“I had a fancy, Dr. Beaulieu; I had a fancy! It suited me to make my revenge a less obvious thing than striking down the old friend who had betrayed my love and confidence, a less obvious thing than striking down the other man—the man whose face was in the locket.”

As he spoke he took from his pocket a locket. He opened it, and gazed upon the face. The healer half rose from his chair, and then sank back, with a hoarse, inarticulate murmur. His face had turned livid, and he trembled in every limb. It was evident that the missing scene which he had sought before had suddenly been flashed upon the cinema screen of his recollection. He remembered, now——

“It was my fancy, Dr. Beaulieu, to make one of them take revenge upon the other, that I might thus be revenged upon them both.”

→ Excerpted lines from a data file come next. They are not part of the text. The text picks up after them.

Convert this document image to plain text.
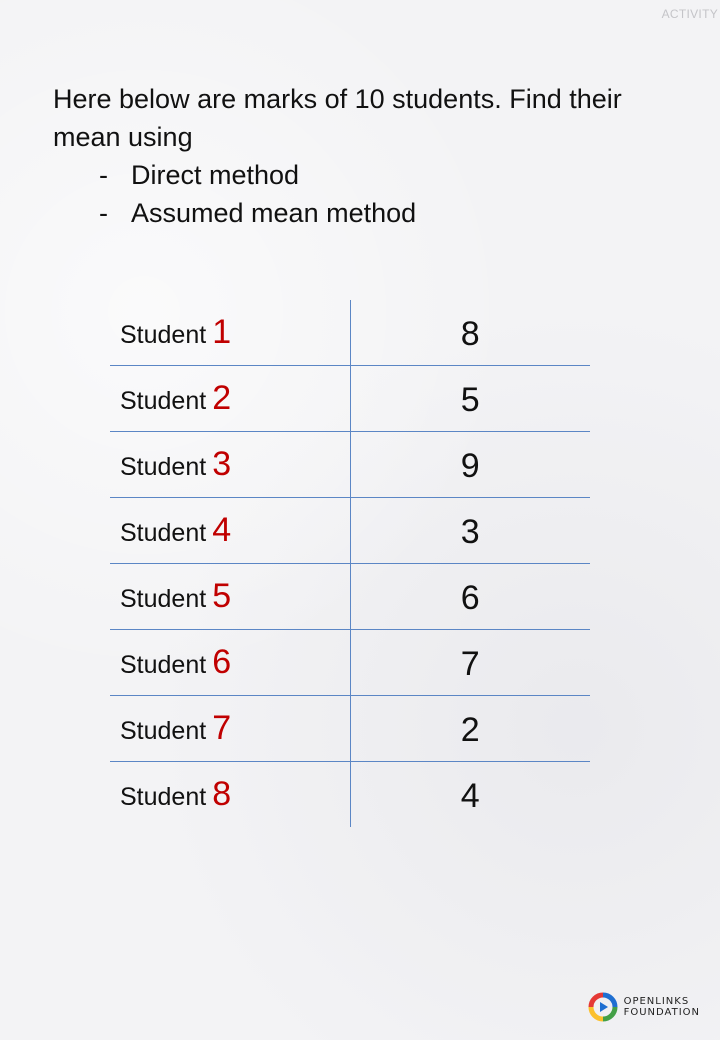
ACTIVITY
Here below are marks of 10 students. Find their mean using
- Direct method
- Assumed mean method
Student 1	8
Student 2	5
Student 3	9
Student 4	3
Student 5	6
Student 6	7
Student 7	2
Student 8	4
OPENLINKS
FOUNDATION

He suddenly rose, and forced the locket into the healer's nerveless grasp.

“That face—look at it!” he cried, towering over the collapsed figure before him.

Compelled by a will stronger than his own, Dr. Beaulieu looked. It was the counterfeit presentment of himself within. It fell from his trembling fingers and rolled upon the floor. The cultist buried his face in his hands.

The other man stepped back and regarded him sardonically for a moment or two.

“I should not wonder,” he said, “if the man who used to be my best friend would pay you a visit before long—perhaps in an hour, perhaps in a week, perhaps in a month.”

He picked up the dagger again, and toyed with it.

“This thing,” he said, impersonally, trying the point upon his finger, “is sharp. It would give a quick death, a sure death, an almost painless death, if one used it against another man—or against one's self.”